In the first execution, both the runtime folding function and the entry function will be executed.
In later executions, only the entry function will be executed.
```C++
void ov::MLIROp::execute(InputTensors& inputs, OutputTensors& outputs) {
if (executionCount == 0) {
std::vector<void *> constantInputs = ...;
std::vector<void *> cachedBuffers = ...;
runtimeFold(constantInputs, cachedBuffers);
}

std::vector<void *> nonConstantInputs = ...;
entry(nonConstantInputs, cachedBuffers, outputs);

executionCount += 1;
...
}
```

### 3.5 Postpone expanding size ops
There is another optimization during the transform. Some operations, such as `Broadcast`, will expand the tensor's
size dramatically. Folding these operations is not profitable. However, this makes folding their children operations
not possible. If we can change the order of the expanding-size op and its children ops, the children ops
can be folded.
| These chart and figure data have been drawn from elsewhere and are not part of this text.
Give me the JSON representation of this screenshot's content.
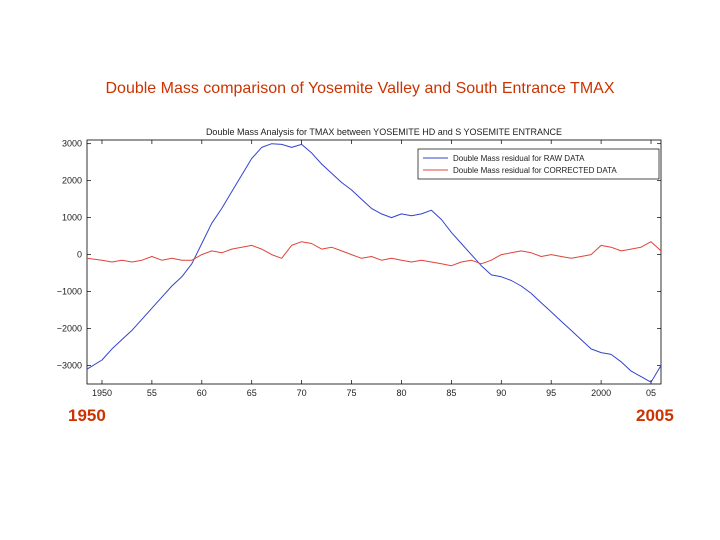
{
  "slide": {
    "title": "Double Mass comparison of Yosemite Valley and South Entrance TMAX",
    "start_year_label": "1950",
    "end_year_label": "2005"
  },
  "colors": {
    "title": "#cc3300",
    "raw_series": "#3344cc",
    "corrected_series": "#e0443a",
    "axis": "#000000"
  },
  "chart_data": {
    "type": "line",
    "title": "Double Mass Analysis for TMAX between YOSEMITE HD and S YOSEMITE ENTRANCE",
    "xlabel": "",
    "ylabel": "",
    "xlim": [
      1948.5,
      2006
    ],
    "ylim": [
      -3500,
      3100
    ],
    "xticks": [
      1950,
      1955,
      1960,
      1965,
      1970,
      1975,
      1980,
      1985,
      1990,
      1995,
      2000,
      2005
    ],
    "xtick_labels": [
      "1950",
      "55",
      "60",
      "65",
      "70",
      "75",
      "80",
      "85",
      "90",
      "95",
      "2000",
      "05"
    ],
    "yticks": [
      3000,
      2000,
      1000,
      0,
      -1000,
      -2000,
      -3000
    ],
    "ytick_labels": [
      "3000",
      "2000",
      "1000",
      "0",
      "−1000",
      "−2000",
      "−3000"
    ],
    "legend_position": "top-right",
    "grid": false,
    "series": [
      {
        "name": "Double Mass residual for RAW DATA",
        "color": "#3344cc",
        "x": [
          1948.5,
          1950,
          1951,
          1952,
          1953,
          1954,
          1955,
          1956,
          1957,
          1958,
          1959,
          1960,
          1961,
          1962,
          1963,
          1964,
          1965,
          1966,
          1967,
          1968,
          1969,
          1970,
          1971,
          1972,
          1973,
          1974,
          1975,
          1976,
          1977,
          1978,
          1979,
          1980,
          1981,
          1982,
          1983,
          1984,
          1985,
          1986,
          1987,
          1988,
          1989,
          1990,
          1991,
          1992,
          1993,
          1994,
          1995,
          1996,
          1997,
          1998,
          1999,
          2000,
          2001,
          2002,
          2003,
          2004,
          2005,
          2006
        ],
        "y": [
          -3100,
          -2850,
          -2550,
          -2300,
          -2050,
          -1750,
          -1450,
          -1150,
          -850,
          -600,
          -250,
          300,
          850,
          1250,
          1700,
          2150,
          2600,
          2900,
          3000,
          2980,
          2900,
          2980,
          2750,
          2450,
          2200,
          1950,
          1750,
          1500,
          1250,
          1100,
          1000,
          1100,
          1050,
          1100,
          1200,
          950,
          600,
          300,
          0,
          -300,
          -550,
          -600,
          -700,
          -850,
          -1050,
          -1300,
          -1550,
          -1800,
          -2050,
          -2300,
          -2550,
          -2650,
          -2700,
          -2900,
          -3150,
          -3300,
          -3450,
          -3000
        ]
      },
      {
        "name": "Double Mass residual for CORRECTED DATA",
        "color": "#e0443a",
        "x": [
          1948.5,
          1950,
          1951,
          1952,
          1953,
          1954,
          1955,
          1956,
          1957,
          1958,
          1959,
          1960,
          1961,
          1962,
          1963,
          1964,
          1965,
          1966,
          1967,
          1968,
          1969,
          1970,
          1971,
          1972,
          1973,
          1974,
          1975,
          1976,
          1977,
          1978,
          1979,
          1980,
          1981,
          1982,
          1983,
          1984,
          1985,
          1986,
          1987,
          1988,
          1989,
          1990,
          1991,
          1992,
          1993,
          1994,
          1995,
          1996,
          1997,
          1998,
          1999,
          2000,
          2001,
          2002,
          2003,
          2004,
          2005,
          2006
        ],
        "y": [
          -100,
          -150,
          -200,
          -150,
          -200,
          -150,
          -50,
          -150,
          -100,
          -150,
          -150,
          0,
          100,
          50,
          150,
          200,
          250,
          150,
          0,
          -100,
          250,
          350,
          300,
          150,
          200,
          100,
          0,
          -100,
          -50,
          -150,
          -100,
          -150,
          -200,
          -150,
          -200,
          -250,
          -300,
          -200,
          -150,
          -250,
          -150,
          0,
          50,
          100,
          50,
          -50,
          0,
          -50,
          -100,
          -50,
          0,
          250,
          200,
          100,
          150,
          200,
          350,
          100
        ]
      }
    ]
  }
}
Take the following IR as example:
```mlir
%15 = tensor.empty() : tensor<8x32xbf16>
%packed_arg2 = tensor.pack %arg2 outer_dims_perm = [0] inner_dims_pos = [0] inner_tiles = [32] into %15 : tensor<256xbf16> -> tensor<8x32xbf16>
%bc_arg2_init = tensor.empty() : tensor<2x8x32x32xbf16>
%bc_arg2 = linalg.broadcast ins(%packed_arg2 : tensor<8x32xbf16>) outs(%bc_arg2_init : tensor<2x8x32x32xbf16>) dimensions = [0, 2]
%extf32 = arith.extf %bc_arg2 : tensor<2x8x32x32xbf16> to tensor<2x8x32x32xf32>
%cst_2 = arith.constant 2.000000e+00 : f32
%extf32_mul2_init = tensor.empty() : tensor<2x8x32x32xf32>
%extf32_mul2 = linalg.generic {indexing_maps = [#map4, #map4], iterator_types = ["parallel", "parallel", "parallel", "parallel"]} ins(%extf32 : tensor<2x8x32x32xf32>) outs(%extf32_mul2_init : tensor<2x8x32x32xf32>) {
^bb0(%in: f32, %out: f32):
%8 = arith.mulf %in, %cst_2 : f32
linalg.yield %8 : f32
} -> tensor<2x8x32x32xf32>
%truncbf16 = arith.truncf %extf32_mul2 : tensor<2x8x32x32xf32> to tensor<2x8x32x32xbf16>
```
`%arg2` is processed sequentially by `pack`, `broadcast`, `extf`, `mulf` and `truncf`. The `broadcast` stops
the folding on `extf`, `mulf` and `truncf`. Then the pass moves the `broadcast` after `truncf` and transforms the IR to:
```mlir
%2 = tensor.empty() : tensor<8x32xbf16>
%pack_1 = tensor.pack %arg2 outer_dims_perm = [0] inner_dims_pos = [0] inner_tiles = [32] into %2 : tensor<256xbf16> -> tensor<8x32xbf16>
%3 = arith.extf %pack_1 : tensor<8x32xbf16> to tensor<8x32xf32>
%4 = tensor.empty() : tensor<8x32xf32>
%5 = linalg.generic {indexing_maps = [#map5, #map5], iterator_types = ["parallel", "parallel"]} ins(%3 : tensor<8x32xf32>) outs(%4 : tensor<8x32xf32>) {
^bb0(%in: f32, %out: f32):
%10 = arith.mulf %in, %cst : f32
linalg.yield %10 : f32
} -> tensor<8x32xf32>
%6 = arith.truncf %5 : tensor<8x32xf32> to tensor<8x32xbf16>
%7 = tensor.empty() : tensor<2x8x32x32xbf16>
%broadcasted = linalg.broadcast ins(%6 : tensor<8x32xbf16>) outs(%7 : tensor<2x8x32x32xbf16>) dimensions = [0, 2]
```
Then the `extf`, `mulf` and `truncf` can be folded, and the `broadcast` is still not folded.
Strict constraints have to be applied to this optimization to ensure the semantic correctness. The children ops
should be element-wise operations from `linalg`, `arith` or `math` dialects.